Monday, July 16, 2012

Spthhh



See my very nice models I invented, designed and manufactured. In this video I describe a bootstrapping effect, quite frankly, that I was surprised the experts in academia and the chemical industry did not quite grasp. I won't go into why they did not grasp the explanation I make here and extol it, but suffice to say I am their mouthpiece, and the other way does not exist (thank god.) Before I gloat about how I was right in my noble attempts to bring an educational device to the market in direct defiance to the business of dividing up spoils of the planet and putting a yoke on everyone's back, I need to make something clear here about my attempts to bring the models to light. I promoted these chemistry models from as far back as 1998 when I sent a proposal to NSF. It was rejected under the pretense I did not have a University sponsor. Again, after I made the Models, I sent a full proposal to the NSF STEM program in 2008, asking for a peer review, and was never even replied to. I also sent the models to over 30 state's department of education (1 state replied to me explaining the equipment used in classrooms is at the discretion of the School Systems.) In addition, I marketed the models on a website, and sent them to several other potential avenues of distribution (A2Z in Northampton, MA-no reply), but I have never sold any of my models. Oh, before I forget, I have to thank Youtube for putting my other video showing H2O Electrolysis uhh, no where, in their rankings. Telling, since that video is unique in showing some electrolysis chemistry. I won't even go into my Sulfur video, which dares mention coal pollution-fugedaboutit. Enjoy your weather you degenerate mother fuckers.

Prediction Corner

In the spirit of all the great psychics that have changed history with their knowledge of the future, I will now (and I use the term loosely) will garner for you my predictions for July 16, 2013.
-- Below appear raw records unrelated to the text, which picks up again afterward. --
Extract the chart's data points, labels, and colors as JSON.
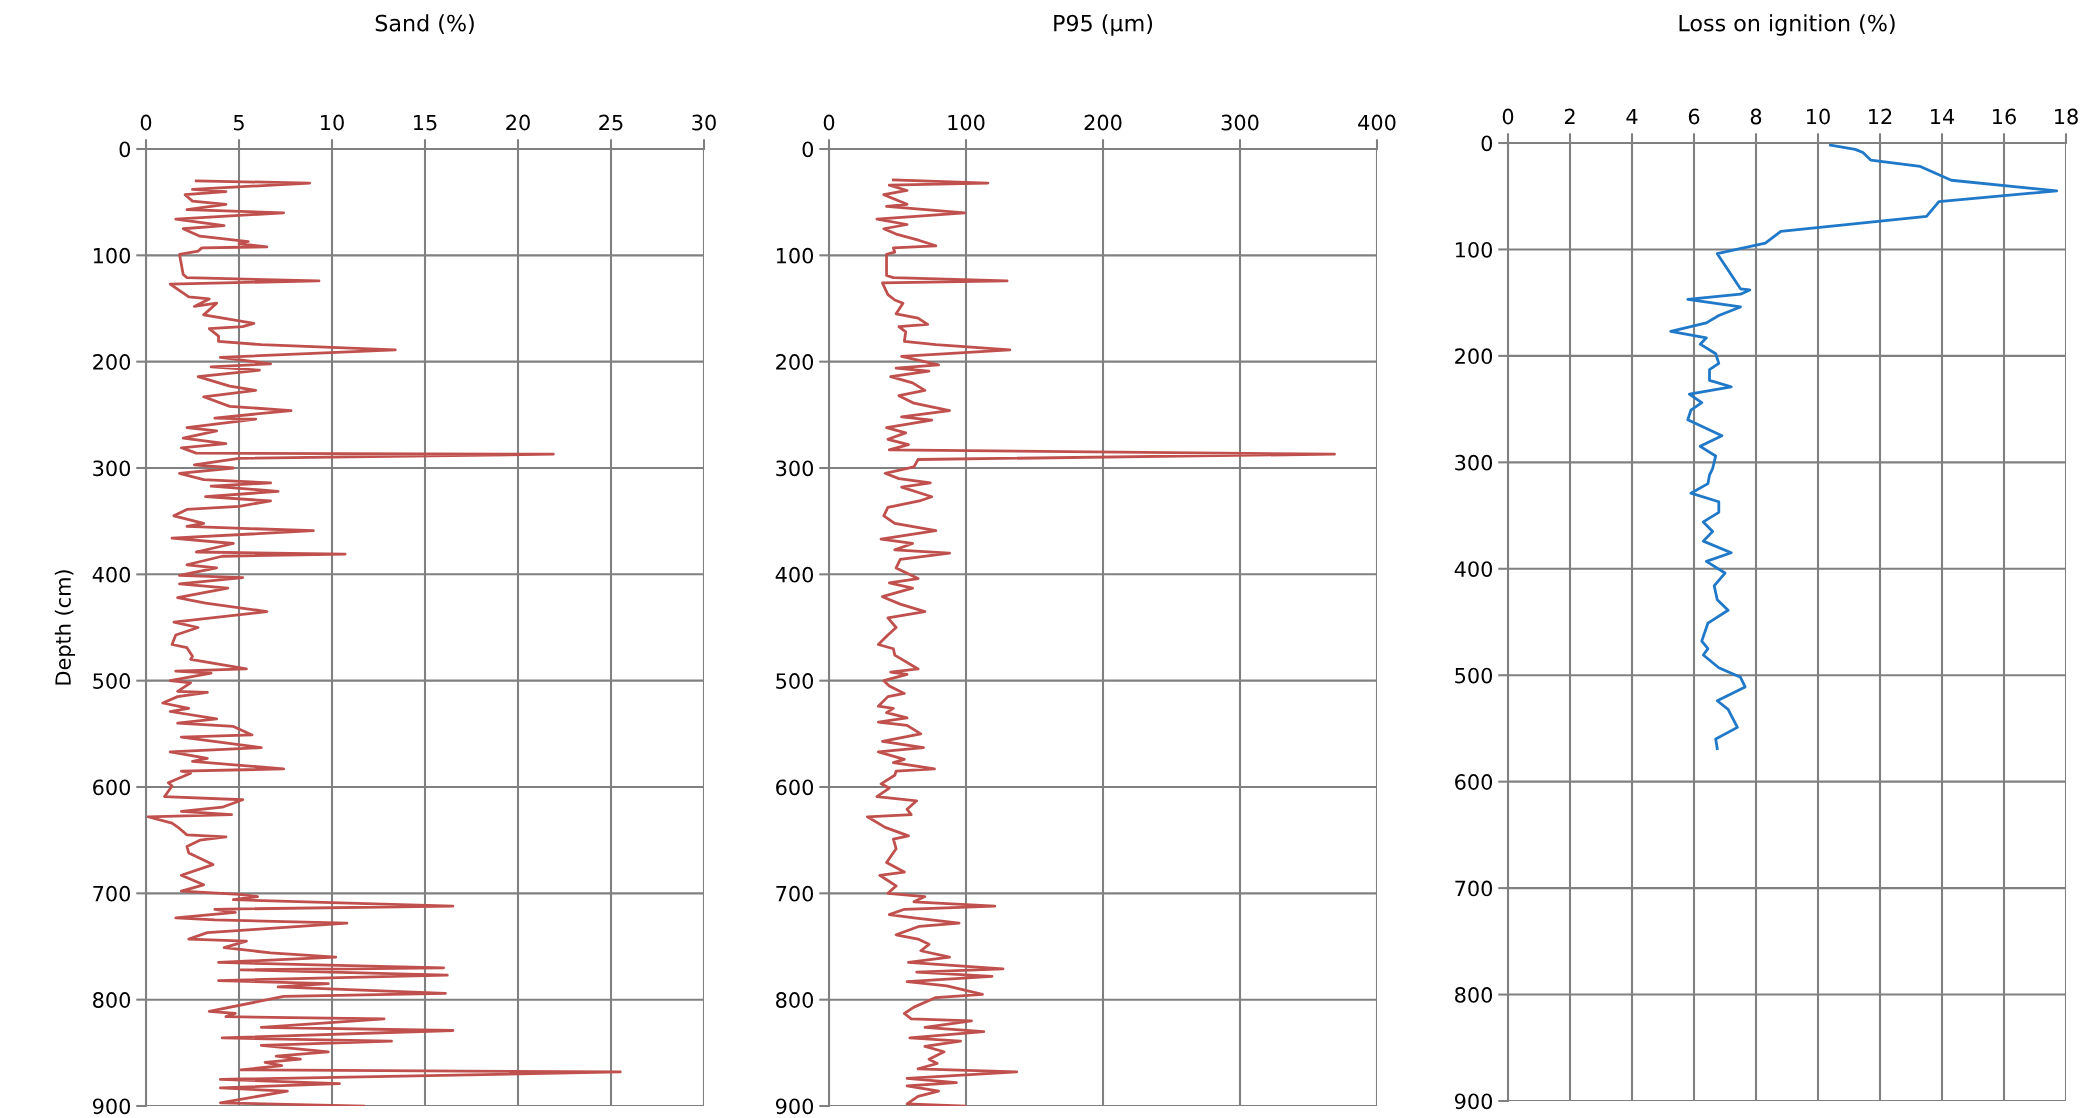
{
  "chart_data": [
    {
      "type": "line",
      "title": "Sand (%)",
      "ylabel": "Depth (cm)",
      "xlim": [
        0,
        30
      ],
      "xticks": [
        0,
        5,
        10,
        15,
        20,
        25,
        30
      ],
      "ylim": [
        900,
        0
      ],
      "yticks": [
        0,
        100,
        200,
        300,
        400,
        500,
        600,
        700,
        800,
        900
      ],
      "grid": true,
      "marker": "none",
      "line_style": "solid",
      "series": [
        {
          "color": "#c0504d",
          "x": [
            2.7,
            8.8,
            2.5,
            4.3,
            2.1,
            2.5,
            4.3,
            2.2,
            7.4,
            1.6,
            4.2,
            2.0,
            2.9,
            5.5,
            5.0,
            6.5,
            3.0,
            2.8,
            1.8,
            2.0,
            2.2,
            9.3,
            1.3,
            2.3,
            3.4,
            2.6,
            3.8,
            3.1,
            5.8,
            5.2,
            3.4,
            3.9,
            3.9,
            6.2,
            13.4,
            4.0,
            6.7,
            3.5,
            6.1,
            2.8,
            4.5,
            5.9,
            3.1,
            4.5,
            7.8,
            3.7,
            5.9,
            2.2,
            3.8,
            2.0,
            4.3,
            1.9,
            2.7,
            21.9,
            5.0,
            2.6,
            4.7,
            1.8,
            3.1,
            6.7,
            3.5,
            7.1,
            3.2,
            6.7,
            5.0,
            2.2,
            1.5,
            3.1,
            2.2,
            9.0,
            1.4,
            4.7,
            2.7,
            10.7,
            4.1,
            2.2,
            3.8,
            1.8,
            5.2,
            1.8,
            4.4,
            1.7,
            3.2,
            6.5,
            1.5,
            2.8,
            1.6,
            1.4,
            2.2,
            2.5,
            2.4,
            5.4,
            1.6,
            3.5,
            1.3,
            2.4,
            1.7,
            3.3,
            1.7,
            0.9,
            2.3,
            1.3,
            3.8,
            1.7,
            4.7,
            5.7,
            1.9,
            6.2,
            1.3,
            3.3,
            2.5,
            7.4,
            1.9,
            2.4,
            1.2,
            1.4,
            1.0,
            5.2,
            4.1,
            1.9,
            4.6,
            0.1,
            1.4,
            1.8,
            2.2,
            4.3,
            2.9,
            2.2,
            2.3,
            3.6,
            1.9,
            3.1,
            1.9,
            5.0,
            6.0,
            4.7,
            16.5,
            3.7,
            4.8,
            1.6,
            3.7,
            10.8,
            5.9,
            3.3,
            2.3,
            5.4,
            4.2,
            6.7,
            10.2,
            3.9,
            16.0,
            5.1,
            16.2,
            3.9,
            9.8,
            7.1,
            16.1,
            7.4,
            3.4,
            4.8,
            4.3,
            12.8,
            6.2,
            16.5,
            4.1,
            13.2,
            6.2,
            9.8,
            7.0,
            8.3,
            6.4,
            7.3,
            5.1,
            25.5,
            4.0,
            10.4,
            4.0,
            7.6,
            5.0,
            4.0,
            11.7
          ],
          "values": [
            30,
            32,
            38,
            40,
            43,
            49,
            52,
            57,
            60,
            66,
            72,
            75,
            82,
            87,
            89,
            92,
            93,
            96,
            99,
            118,
            121,
            124,
            127,
            139,
            141,
            148,
            145,
            156,
            164,
            167,
            169,
            176,
            181,
            184,
            189,
            196,
            202,
            205,
            208,
            214,
            223,
            227,
            233,
            242,
            246,
            253,
            254,
            262,
            265,
            272,
            277,
            281,
            286,
            287,
            291,
            297,
            300,
            305,
            311,
            314,
            317,
            322,
            327,
            331,
            336,
            339,
            345,
            352,
            355,
            359,
            366,
            371,
            379,
            381,
            383,
            391,
            394,
            401,
            403,
            409,
            413,
            422,
            427,
            435,
            445,
            450,
            457,
            466,
            469,
            477,
            480,
            489,
            491,
            493,
            500,
            502,
            510,
            511,
            515,
            521,
            526,
            529,
            536,
            540,
            543,
            551,
            553,
            563,
            567,
            573,
            576,
            583,
            585,
            587,
            596,
            599,
            609,
            612,
            619,
            623,
            626,
            628,
            634,
            639,
            645,
            647,
            650,
            656,
            662,
            673,
            683,
            692,
            698,
            701,
            703,
            706,
            712,
            715,
            718,
            723,
            725,
            728,
            734,
            737,
            743,
            745,
            751,
            756,
            760,
            765,
            770,
            772,
            777,
            782,
            785,
            788,
            794,
            797,
            811,
            813,
            816,
            818,
            826,
            829,
            836,
            839,
            843,
            849,
            853,
            856,
            859,
            862,
            866,
            868,
            875,
            879,
            883,
            886,
            894,
            897,
            900
          ]
        }
      ]
    },
    {
      "type": "line",
      "title": "P95 (µm)",
      "xlim": [
        0,
        400
      ],
      "xticks": [
        0,
        100,
        200,
        300,
        400
      ],
      "ylim": [
        900,
        0
      ],
      "yticks": [
        0,
        100,
        200,
        300,
        400,
        500,
        600,
        700,
        800,
        900
      ],
      "grid": true,
      "marker": "none",
      "line_style": "solid",
      "series": [
        {
          "color": "#c0504d",
          "x": [
            47,
            116,
            44,
            57,
            40,
            57,
            42,
            99,
            35,
            57,
            40,
            49,
            66,
            78,
            47,
            48,
            42,
            42,
            47,
            130,
            39,
            43,
            48,
            54,
            49,
            65,
            72,
            51,
            56,
            55,
            78,
            132,
            53,
            80,
            49,
            73,
            45,
            61,
            70,
            51,
            62,
            88,
            53,
            75,
            42,
            56,
            43,
            58,
            44,
            369,
            65,
            62,
            41,
            51,
            74,
            53,
            75,
            66,
            43,
            40,
            48,
            78,
            38,
            61,
            48,
            88,
            52,
            49,
            65,
            44,
            61,
            39,
            52,
            70,
            43,
            49,
            43,
            36,
            47,
            48,
            65,
            45,
            57,
            40,
            44,
            55,
            43,
            36,
            47,
            42,
            57,
            36,
            57,
            67,
            39,
            69,
            36,
            55,
            47,
            77,
            49,
            48,
            38,
            44,
            35,
            64,
            57,
            60,
            28,
            41,
            58,
            47,
            49,
            42,
            55,
            37,
            49,
            43,
            70,
            62,
            121,
            55,
            44,
            62,
            95,
            66,
            49,
            65,
            73,
            67,
            88,
            58,
            127,
            64,
            119,
            57,
            86,
            112,
            78,
            62,
            55,
            60,
            104,
            70,
            113,
            59,
            96,
            70,
            84,
            73,
            79,
            65,
            137,
            57,
            93,
            57,
            80,
            65,
            57,
            99
          ],
          "values": [
            29,
            32,
            34,
            39,
            43,
            52,
            54,
            60,
            66,
            71,
            75,
            80,
            86,
            91,
            93,
            97,
            99,
            119,
            121,
            124,
            126,
            137,
            142,
            145,
            155,
            159,
            165,
            167,
            172,
            181,
            184,
            189,
            195,
            203,
            206,
            209,
            214,
            220,
            227,
            232,
            239,
            246,
            252,
            255,
            262,
            267,
            273,
            278,
            283,
            287,
            292,
            299,
            305,
            310,
            314,
            318,
            327,
            331,
            337,
            345,
            352,
            359,
            367,
            371,
            377,
            380,
            386,
            394,
            404,
            408,
            413,
            421,
            428,
            435,
            441,
            450,
            457,
            466,
            470,
            476,
            489,
            492,
            494,
            500,
            505,
            512,
            515,
            524,
            526,
            530,
            535,
            539,
            542,
            550,
            557,
            563,
            567,
            574,
            577,
            583,
            585,
            589,
            597,
            601,
            609,
            613,
            621,
            626,
            628,
            638,
            646,
            649,
            658,
            671,
            680,
            683,
            693,
            700,
            703,
            708,
            712,
            715,
            720,
            723,
            728,
            731,
            739,
            743,
            748,
            754,
            760,
            765,
            771,
            774,
            778,
            783,
            787,
            795,
            798,
            807,
            813,
            818,
            820,
            826,
            830,
            836,
            839,
            844,
            849,
            856,
            860,
            865,
            868,
            874,
            878,
            881,
            886,
            891,
            898,
            900
          ]
        }
      ]
    },
    {
      "type": "line",
      "title": "Loss on ignition (%)",
      "xlim": [
        0,
        18
      ],
      "xticks": [
        0,
        2,
        4,
        6,
        8,
        10,
        12,
        14,
        16,
        18
      ],
      "ylim": [
        900,
        0
      ],
      "yticks": [
        0,
        100,
        200,
        300,
        400,
        500,
        600,
        700,
        800,
        900
      ],
      "grid": true,
      "marker": "none",
      "line_style": "solid",
      "series": [
        {
          "color": "#1f78c8",
          "x": [
            10.4,
            11.2,
            11.45,
            11.7,
            13.3,
            14.3,
            17.7,
            13.9,
            13.5,
            8.8,
            8.3,
            6.75,
            7.5,
            7.8,
            7.5,
            5.8,
            7.5,
            6.8,
            6.4,
            5.25,
            6.4,
            6.2,
            6.7,
            6.8,
            6.5,
            6.5,
            7.2,
            5.85,
            6.25,
            5.9,
            5.8,
            6.9,
            6.2,
            6.7,
            6.6,
            6.5,
            6.45,
            5.9,
            6.8,
            6.8,
            6.3,
            6.6,
            6.3,
            7.2,
            6.4,
            7.0,
            6.65,
            6.75,
            7.1,
            6.45,
            6.25,
            6.45,
            6.3,
            6.8,
            7.5,
            7.65,
            6.75,
            7.1,
            7.4,
            6.7,
            6.75
          ],
          "values": [
            2,
            6,
            9,
            16,
            22,
            35,
            45,
            55,
            69,
            83,
            94,
            104,
            137,
            138,
            142,
            147,
            154,
            162,
            169,
            177,
            183,
            189,
            198,
            207,
            213,
            223,
            229,
            236,
            244,
            251,
            260,
            275,
            285,
            294,
            306,
            312,
            320,
            329,
            337,
            347,
            356,
            365,
            374,
            385,
            393,
            404,
            416,
            429,
            439,
            451,
            468,
            475,
            481,
            493,
            502,
            511,
            524,
            532,
            549,
            560,
            569
          ]
        }
      ]
    }
  ]
}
Isoprene Flavor extract will be found to signifigantly enhance mental cognition. Cinnamon chicks rule.

Raspberry Mousse will replace Chocolate Pudding as the favorite food in heaven.

Lake Vostock will inexplicably yield a rusted '56 Bel Aire.

Magnetic Monopole technology will be discovered, but instantly vanished by Heisenberg.

Schist McRib. (That's all I got?)

The official spelling for Ralleigh will be Ralley


There will be incremental improvements elsewhere.